A novel technique for producing intense, parallel beams of mass-selected nanocrystals from a magnetron cluster source has been used to study the low-energy impact of size-selected gold nanocrystals, 2.0-8 nm diameter, on 2 nm thick carbon films. The measurements of the sizes using transmission electron microscopy show that it is possible to deposit, intact, nanocrystals with a very narrow size range (DeltaD(FWHM)/D = 0.06) as long as the impact energy is below 40 eV. The subsequent surface motion of the nanocrystals after impact (with the substrate) results in cluster-cluster collisions, which for large clusters (>4 nm) produces aggregations but for small clusters (<3.5 nm) results in complete fusion and reformation into larger aggregated clusters with approximate spherical symmetry.

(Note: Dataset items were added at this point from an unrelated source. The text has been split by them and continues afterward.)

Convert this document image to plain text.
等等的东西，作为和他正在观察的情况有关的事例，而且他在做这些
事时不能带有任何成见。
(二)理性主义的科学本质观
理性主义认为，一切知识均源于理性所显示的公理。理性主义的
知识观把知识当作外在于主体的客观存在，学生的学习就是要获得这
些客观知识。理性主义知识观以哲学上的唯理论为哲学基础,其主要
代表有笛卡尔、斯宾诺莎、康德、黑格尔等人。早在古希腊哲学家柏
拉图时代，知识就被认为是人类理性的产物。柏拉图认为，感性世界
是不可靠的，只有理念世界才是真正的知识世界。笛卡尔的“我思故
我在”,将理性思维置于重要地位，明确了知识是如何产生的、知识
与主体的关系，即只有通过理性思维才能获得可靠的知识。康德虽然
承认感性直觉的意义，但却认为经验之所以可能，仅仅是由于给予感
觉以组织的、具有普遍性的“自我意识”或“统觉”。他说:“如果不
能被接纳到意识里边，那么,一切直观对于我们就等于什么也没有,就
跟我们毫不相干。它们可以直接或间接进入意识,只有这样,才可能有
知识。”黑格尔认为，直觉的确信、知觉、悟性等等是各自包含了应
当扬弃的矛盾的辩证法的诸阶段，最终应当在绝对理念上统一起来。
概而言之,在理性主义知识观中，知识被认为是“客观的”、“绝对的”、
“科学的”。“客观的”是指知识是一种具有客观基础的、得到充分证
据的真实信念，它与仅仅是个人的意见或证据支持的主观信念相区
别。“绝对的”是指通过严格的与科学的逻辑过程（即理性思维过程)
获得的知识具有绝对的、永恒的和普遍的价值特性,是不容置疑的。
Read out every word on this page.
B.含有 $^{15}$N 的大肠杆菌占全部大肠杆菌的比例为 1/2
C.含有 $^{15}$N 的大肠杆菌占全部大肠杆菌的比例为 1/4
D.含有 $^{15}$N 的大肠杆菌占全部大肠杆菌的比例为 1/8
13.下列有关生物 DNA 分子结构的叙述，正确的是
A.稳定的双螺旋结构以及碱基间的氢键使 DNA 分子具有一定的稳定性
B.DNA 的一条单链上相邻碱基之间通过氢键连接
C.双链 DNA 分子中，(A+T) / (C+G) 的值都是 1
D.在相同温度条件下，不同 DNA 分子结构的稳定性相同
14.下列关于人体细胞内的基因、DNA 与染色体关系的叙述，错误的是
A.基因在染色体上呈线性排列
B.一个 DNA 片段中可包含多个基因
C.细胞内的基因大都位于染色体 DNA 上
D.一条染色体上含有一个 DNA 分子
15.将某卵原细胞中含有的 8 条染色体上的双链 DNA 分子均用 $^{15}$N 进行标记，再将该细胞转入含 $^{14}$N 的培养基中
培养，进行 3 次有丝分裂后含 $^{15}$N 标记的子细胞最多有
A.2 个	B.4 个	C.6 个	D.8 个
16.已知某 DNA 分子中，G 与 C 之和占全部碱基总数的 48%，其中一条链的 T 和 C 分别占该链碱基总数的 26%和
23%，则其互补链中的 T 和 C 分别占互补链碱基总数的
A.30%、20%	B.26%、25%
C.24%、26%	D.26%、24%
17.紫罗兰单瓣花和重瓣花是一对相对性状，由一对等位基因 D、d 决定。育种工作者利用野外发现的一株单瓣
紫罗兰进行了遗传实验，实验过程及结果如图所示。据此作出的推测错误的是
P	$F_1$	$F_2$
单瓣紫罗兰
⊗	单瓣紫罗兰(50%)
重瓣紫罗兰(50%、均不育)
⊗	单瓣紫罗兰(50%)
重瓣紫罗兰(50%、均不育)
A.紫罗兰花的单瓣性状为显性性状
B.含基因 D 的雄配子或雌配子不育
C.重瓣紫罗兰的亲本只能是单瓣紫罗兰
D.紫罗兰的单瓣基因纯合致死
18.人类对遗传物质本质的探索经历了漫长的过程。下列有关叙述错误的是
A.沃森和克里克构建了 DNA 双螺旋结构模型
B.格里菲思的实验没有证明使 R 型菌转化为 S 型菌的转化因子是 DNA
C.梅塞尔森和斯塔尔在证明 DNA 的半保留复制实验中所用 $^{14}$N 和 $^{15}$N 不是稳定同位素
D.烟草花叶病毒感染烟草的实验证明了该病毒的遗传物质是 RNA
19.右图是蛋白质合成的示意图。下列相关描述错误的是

However, when the energy is reduced to 10 eV, clusters of a size of around 5 nm form some localized ordered arrays rather than random aggregates. This implies that the clusters Forming these arrays can undergo local spatial rearrangement during their formation in order to reduce the total energy. The clear absence of sintering other than that expected from random impact collisions requires either a repulsive cluster-cluster interaction or surface passivation of the particles. These issues are discussed in this article.